We have provided a file called hcl-variables.csv with one list variable and one map variable as an example. Note that the values of HCL variables should not be enclosed in double quotes in your delimited variables file.

A case in which all of the above substitutions and escapes are needed is the setting of the GOOGLE_CREDENTIALS environment variable to the contents of a GCP credentials file. You need to do the following pre-processing on a copy of the file in order to convert newlines to blanks, to double-escape double quotes ("), to single-escape forward slashes (/), and to triple-escape literal \n characters. You can use the following substitution commands to do all that in vi:

  1. :1,$s/\n//
  2. :s/"/\\\\"/g
  3. :s/\//\\\//g
  4. :s/\\n/\\\\\\\\n/g

Alternatively, you can do the following global substitutions in Atom or another text editor:

  1. Replace each newline with a blank. (In Atom, click the .* button in the Find control and then replace \n with a blank value. But then deselect the .* button before making the remaining substitutions.)
  2. Replace each " with \\".
  3. Replace each / with \/.
  4. Replace each \n with \\\\n.

When you paste the contents of the processed GCP credentials file into your delimited variables file, be careful to not add an actual newline between it and ;env;false;true.

Examples

Here are two examples for running the set_variables.sh script:

./set-variables.sh test-ws
./set-variables.sh test-ws other-variables.csv

In the first case, test-ws.csv fill be used if it is found in the current directory. Otherwise, variables.csv will be used if found. In the second case, the file other-variables.csv will be used if found.

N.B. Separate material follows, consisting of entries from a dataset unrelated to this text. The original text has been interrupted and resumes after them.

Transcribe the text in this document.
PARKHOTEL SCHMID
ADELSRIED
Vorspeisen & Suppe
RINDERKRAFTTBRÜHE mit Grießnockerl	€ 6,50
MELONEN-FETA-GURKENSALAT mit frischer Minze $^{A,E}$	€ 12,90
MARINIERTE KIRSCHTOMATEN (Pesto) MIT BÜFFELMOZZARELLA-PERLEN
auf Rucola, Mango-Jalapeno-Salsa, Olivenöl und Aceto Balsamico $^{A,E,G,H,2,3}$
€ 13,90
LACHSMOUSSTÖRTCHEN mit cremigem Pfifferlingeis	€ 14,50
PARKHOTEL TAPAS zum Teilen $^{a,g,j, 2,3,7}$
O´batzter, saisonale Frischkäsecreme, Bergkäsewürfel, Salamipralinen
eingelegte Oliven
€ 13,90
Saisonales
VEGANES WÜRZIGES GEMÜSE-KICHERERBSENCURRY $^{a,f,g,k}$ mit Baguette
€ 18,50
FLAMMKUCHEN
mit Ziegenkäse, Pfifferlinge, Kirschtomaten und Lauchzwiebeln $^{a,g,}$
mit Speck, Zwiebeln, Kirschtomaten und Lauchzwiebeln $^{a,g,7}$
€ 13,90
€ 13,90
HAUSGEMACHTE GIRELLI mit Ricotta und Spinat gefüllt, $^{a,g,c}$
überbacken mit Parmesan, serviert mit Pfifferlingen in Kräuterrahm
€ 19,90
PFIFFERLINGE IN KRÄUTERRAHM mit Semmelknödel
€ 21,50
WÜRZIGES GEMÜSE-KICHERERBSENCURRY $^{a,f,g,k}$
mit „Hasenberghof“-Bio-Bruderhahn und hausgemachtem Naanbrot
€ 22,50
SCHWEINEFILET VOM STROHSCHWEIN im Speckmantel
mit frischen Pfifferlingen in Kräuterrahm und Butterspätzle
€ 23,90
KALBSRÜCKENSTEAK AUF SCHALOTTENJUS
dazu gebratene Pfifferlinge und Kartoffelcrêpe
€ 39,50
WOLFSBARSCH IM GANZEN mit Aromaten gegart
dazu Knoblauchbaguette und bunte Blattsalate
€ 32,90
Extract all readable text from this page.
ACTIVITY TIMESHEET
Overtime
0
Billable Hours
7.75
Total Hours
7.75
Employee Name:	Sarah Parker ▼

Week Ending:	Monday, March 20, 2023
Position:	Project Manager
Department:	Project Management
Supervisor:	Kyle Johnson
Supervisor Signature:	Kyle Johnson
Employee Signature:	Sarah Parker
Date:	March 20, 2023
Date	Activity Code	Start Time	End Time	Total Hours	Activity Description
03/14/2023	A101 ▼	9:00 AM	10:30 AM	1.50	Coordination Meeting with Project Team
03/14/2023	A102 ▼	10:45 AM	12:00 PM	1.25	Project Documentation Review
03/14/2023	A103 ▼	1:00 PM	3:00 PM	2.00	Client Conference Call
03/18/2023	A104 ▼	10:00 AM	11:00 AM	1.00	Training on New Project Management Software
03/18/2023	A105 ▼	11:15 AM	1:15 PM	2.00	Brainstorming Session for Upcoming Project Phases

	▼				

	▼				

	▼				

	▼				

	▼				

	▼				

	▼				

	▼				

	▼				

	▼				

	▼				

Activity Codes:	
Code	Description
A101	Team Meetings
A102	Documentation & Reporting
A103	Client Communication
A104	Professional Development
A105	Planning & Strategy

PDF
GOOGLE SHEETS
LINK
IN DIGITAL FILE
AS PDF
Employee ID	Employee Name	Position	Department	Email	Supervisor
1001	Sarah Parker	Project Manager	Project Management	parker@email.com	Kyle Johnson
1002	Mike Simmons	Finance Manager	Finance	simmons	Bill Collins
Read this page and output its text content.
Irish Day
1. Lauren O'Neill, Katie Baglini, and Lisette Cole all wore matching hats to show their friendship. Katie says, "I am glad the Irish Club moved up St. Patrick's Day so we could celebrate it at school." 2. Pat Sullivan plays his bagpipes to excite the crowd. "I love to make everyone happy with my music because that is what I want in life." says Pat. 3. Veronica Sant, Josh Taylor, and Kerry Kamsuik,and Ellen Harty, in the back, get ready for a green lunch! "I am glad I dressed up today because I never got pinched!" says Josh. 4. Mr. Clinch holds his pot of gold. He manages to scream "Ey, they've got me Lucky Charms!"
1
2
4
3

Here is a third example that can be used with HCL variables:

./set-variables.sh test-ws hcl-variables.csv

Running the delete-variables.sh Script

The delete-variables.sh script accepts two arguments, but you will only use the first when calling it directly:

  • workspace: the name of the TFE workspace from which you want to delete all variables.
  • run_from_set_variables: a flag that the set-variables.sh script uses when calling delete-variables.sh. It is used to suppress outputs about TFE_TOKEN, TFE_ORG, and TFE_ADDR that would be redundant with that already given from set-variables.sh itself. The set-variable.sh script sets it to "true", but any value could be used to suppress the redundant outputs.

Example

Here is an example of running the delete-variables.sh script:

./delete-variables.sh test-workspace

Troubleshooting

If you encounter problems when running the set-variables.sh script, try uncommenting the line near the end of the script that has echo $upload_variable_result.

The most likely problems are the following:

  1. The workspace you specified does not yet exist in the organization you specified.
  2. You are trying to set variables that already exist. Uncommenting the mentioned line will show this.
  3. Your TFE_TOKEN does not give you permissions to set variables on the workspace. This will typically give an error when trying to get the workspace ID. Use a different token.